SIR WATKIN WILLIAM WYNN. AKA and see “Ash Grove (The).” Welsh, Scottish; Air (3/8 time). G Major. Standard tuning (fiddle). AABBCC. "A Welch (sic) air” {Gow}. The melody is widely familiar under the title “Ash Grove (The).” "Sir Watkin Williams-Wynn" was the name of at least three successive baronets in Wales, members of a powerful political family. Sir Watkin Williams-Wynn, 3rd Baronet (1692–1749) was a Welsh landowner, Tory politician and prominent Jacobite sympathizer. He died in a hunting accident. Sir Watkin Williams-Wynn, 4th Baronet (1749-1789), was a patron of the arts and a supporter of painters and Concerts of Antient Music in London.

When the Gows Fourth Collection was published in 1800, Sir Watkin Williams-Wynn [1] (1772-1840), 5th Baronet of Wynnstay (near Ruabon, Debingshire), was a north Welsh gentleman and land proprietor who raised a troop of cavalry that saw service in Ireland during the Rising of 1798. The troop, called the Ancient Britons fencible cavalry, “were at all times prominently conspicuous for the rigorous execution of any orders for devastation, destruction, or extermination. They were marked for it by the rebels, and in the course of the rebellion they were cut to pieces almost to a man” (Mitchel & Mac-Georghegan, History of Ireland: From the Treaty of Limerick to the Present, 1869). The regiment was disbanded in April, 1800. He was Member of Parliament twice and appointed Lord Lieutenant of Merionethshire from 1793-1830. In March, 1814, Sir Watkin went to France as Lieutenant-Colonel Commandant of a Provisional Battalion of Militia composed of men from the Denbigh, Derby, Hereford, Westmoreland and 2nd West York Militia. Unfortunately, when they disembarked they found that hostilities had already ceased and Napoleon defeated. Mortified, they reportedly consumed copious amounts of drink.

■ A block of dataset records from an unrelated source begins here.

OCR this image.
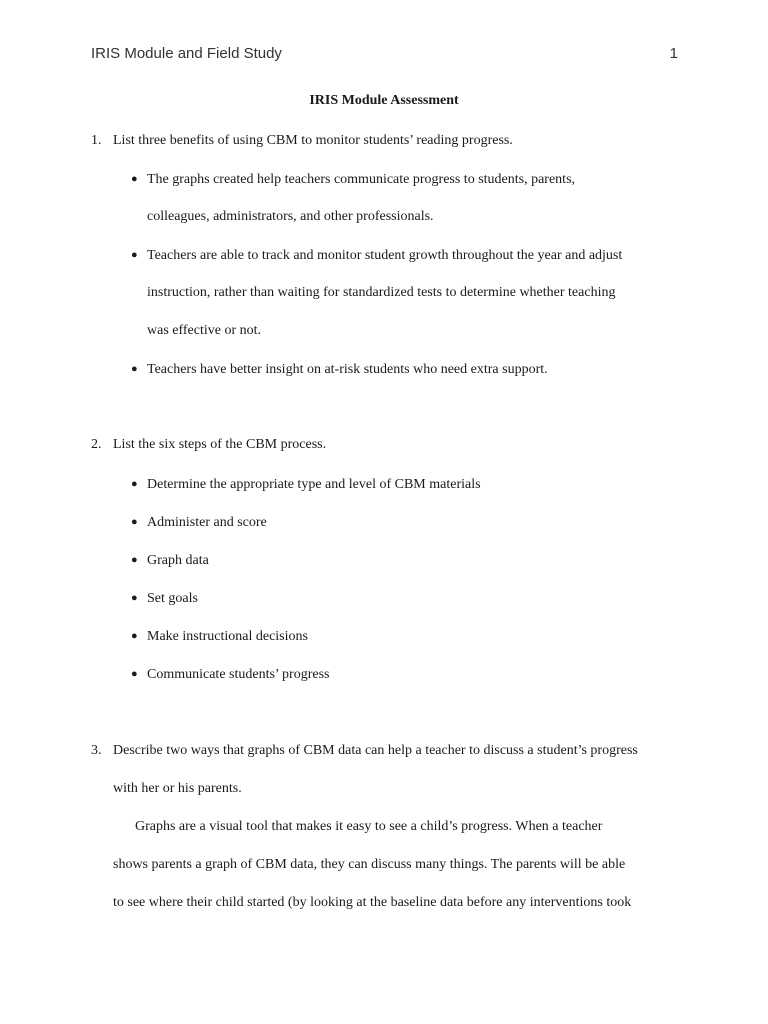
IRIS Module and Field Study	1
IRIS Module Assessment
1. List three benefits of using CBM to monitor students’ reading progress.
● The graphs created help teachers communicate progress to students, parents,
colleagues, administrators, and other professionals.
● Teachers are able to track and monitor student growth throughout the year and adjust
instruction, rather than waiting for standardized tests to determine whether teaching
was effective or not.
● Teachers have better insight on at-risk students who need extra support.
2. List the six steps of the CBM process.
● Determine the appropriate type and level of CBM materials
● Administer and score
● Graph data
● Set goals
● Make instructional decisions
● Communicate students’ progress
3. Describe two ways that graphs of CBM data can help a teacher to discuss a student’s progress
with her or his parents.
Graphs are a visual tool that makes it easy to see a child’s progress. When a teacher
shows parents a graph of CBM data, they can discuss many things. The parents will be able
to see where their child started (by looking at the baseline data before any interventions took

According to Wikipedia, "He grew to be a portly man of seventeen and half stone (238 pounds (108 kg)), which sometimes caused chairs to collapse under him, and Lady Holland, in her Journal (volume I, page 238), commented:

Sir Watkin is a Grenville in person and manner all over him; his tongue is immensely too big for his mouth and his utterance is so impeded by it that what he attempts to articulate is generally unintelligible.

Additional notes

Printed sources : - Carlin (Gow Collection), 1986; No. 558. Gow (Fourth Collection of Niel Gow’s Strathspey Reels), 2nd edition, originally 1800; p. 24 (of both 1st and 2nd editions).